The woman told the television network that she had seen “three sharks and a huge blood pool. Since then, it has been as if he had disappeared. We saw it all happen, then he suddenly disappeared. ”
דיו Ard חים דרמטי 19 pic.twitter.com/dfbablfuj1
– שלמה ⛈️ מזג) (@mezgavirir) April 21, 2025
It was only the third shark attack recorded in Israel, according to Yigael Ben-Ari, head of the Ranger Marine Force of the authority of the Parks and Nature Authority. A person was killed in an attack in the 1940s.
The area, where lukewarm water released by a neighboring power plant flows into the sea, has attracted dozens of sharks for years between October and May. Ben-Ari said that swimming is prohibited in the region, but swimmers enter the water anyway.

A shark is swimming in front of the people of the Mediterranean Sea in Hadera, April 19, 2025. (AP photo / Ariel Schalit)
The Sabriques and Sabriques sharks, which frequent the area, are not known to attack humans.
The Israelis flocked to large numbers to the beach during the Passover week holidays, sharing the waters with a dozen or more sharks. Some have shot the Sharks’ fins, while others threw fish to eat them.

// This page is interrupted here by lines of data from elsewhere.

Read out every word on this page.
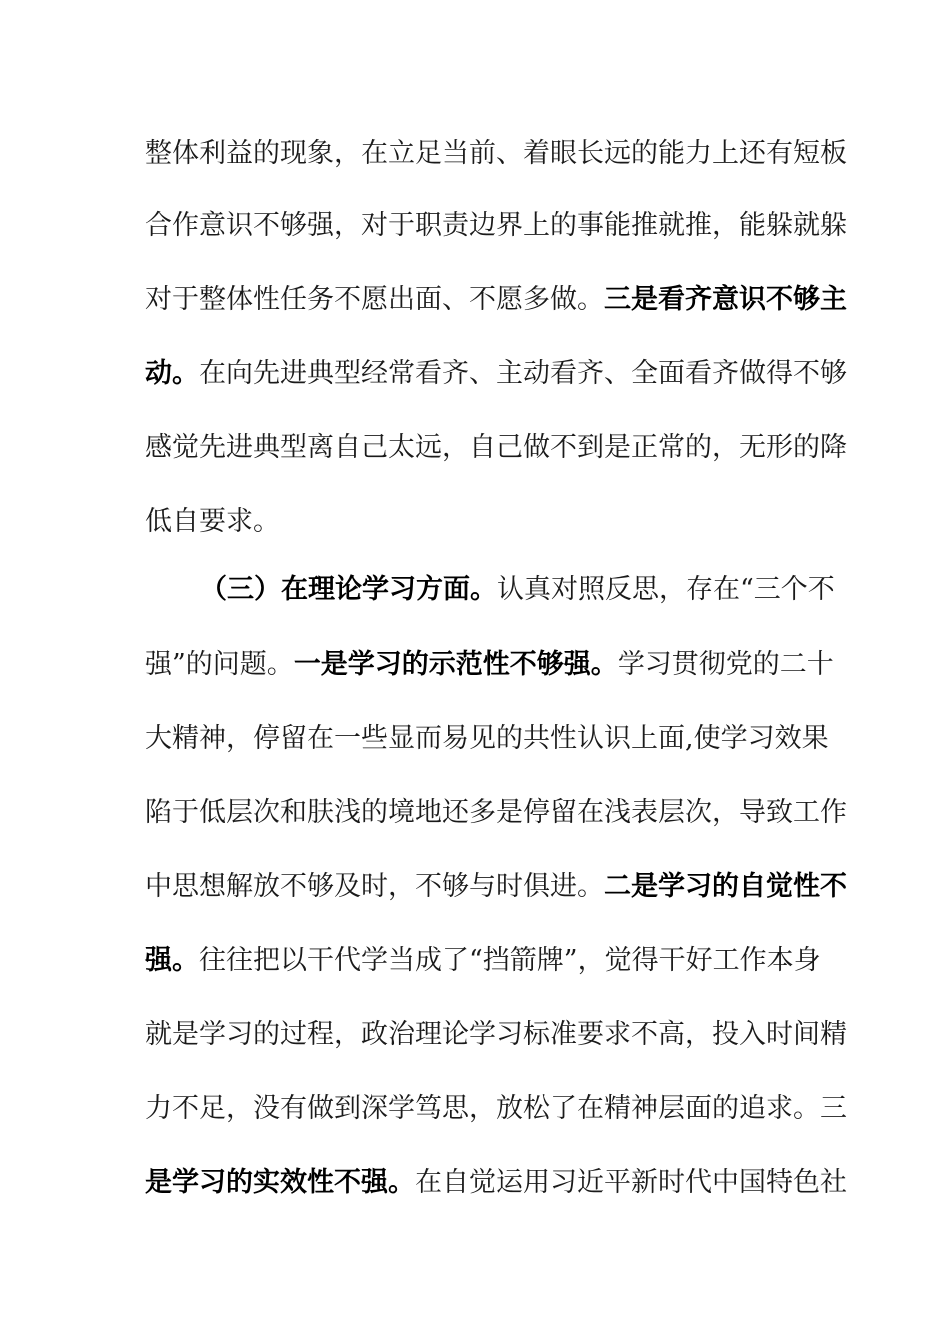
整体利益的现象，在立足当前、着眼长远的能力上还有短板
合作意识不够强，对于职责边界上的事能推就推，能躲就躲
对于整体性任务不愿出面、不愿多做。三是看齐意识不够主
动。在向先进典型经常看齐、主动看齐、全面看齐做得不够
感觉先进典型离自己太远，自己做不到是正常的，无形的降
低自要求。
（三）在理论学习方面。认真对照反思，存在“三个不
强”的问题。一是学习的示范性不够强。学习贯彻党的二十
大精神，停留在一些显而易见的共性认识上面,使学习效果
陷于低层次和肤浅的境地还多是停留在浅表层次，导致工作
中思想解放不够及时，不够与时俱进。二是学习的自觉性不
强。往往把以干代学当成了“挡箭牌”，觉得干好工作本身
就是学习的过程，政治理论学习标准要求不高，投入时间精
力不足，没有做到深学笃思，放松了在精神层面的追求。三
是学习的实效性不强。在自觉运用习近平新时代中国特色社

The shark in Hadera was filmed by passing between children in Israel without anyone taking any measure a few moments before the attack. https://t.co/rnwhoxuqdm pic.twitter.com/mvxmllvehq
– News deleted. (@Suppressnws) April 21, 2025
Dark sharks can reach four meters (13 feet) long and weigh around 350 kilograms (750 pounds). The sand bench sharks are smaller, reaching approximately 2.5 meters (8 feet) and 100 kilograms (220 pounds).
In the past few days, the fish have been dying in the Hadera stream and the nearby Alexander stream have attracted sharks on the shores of Hadera and Beit Yannai. Sharks eat dead, sick and injured fish when they enter the sea, helping to keep natural waters clean.
Nature and Parks Authority said on Monday that it “repeats its warning … against interaction with sharks. We call on the public again not to approach sharks, which are protected animals. ”
The agencies contributed to this report.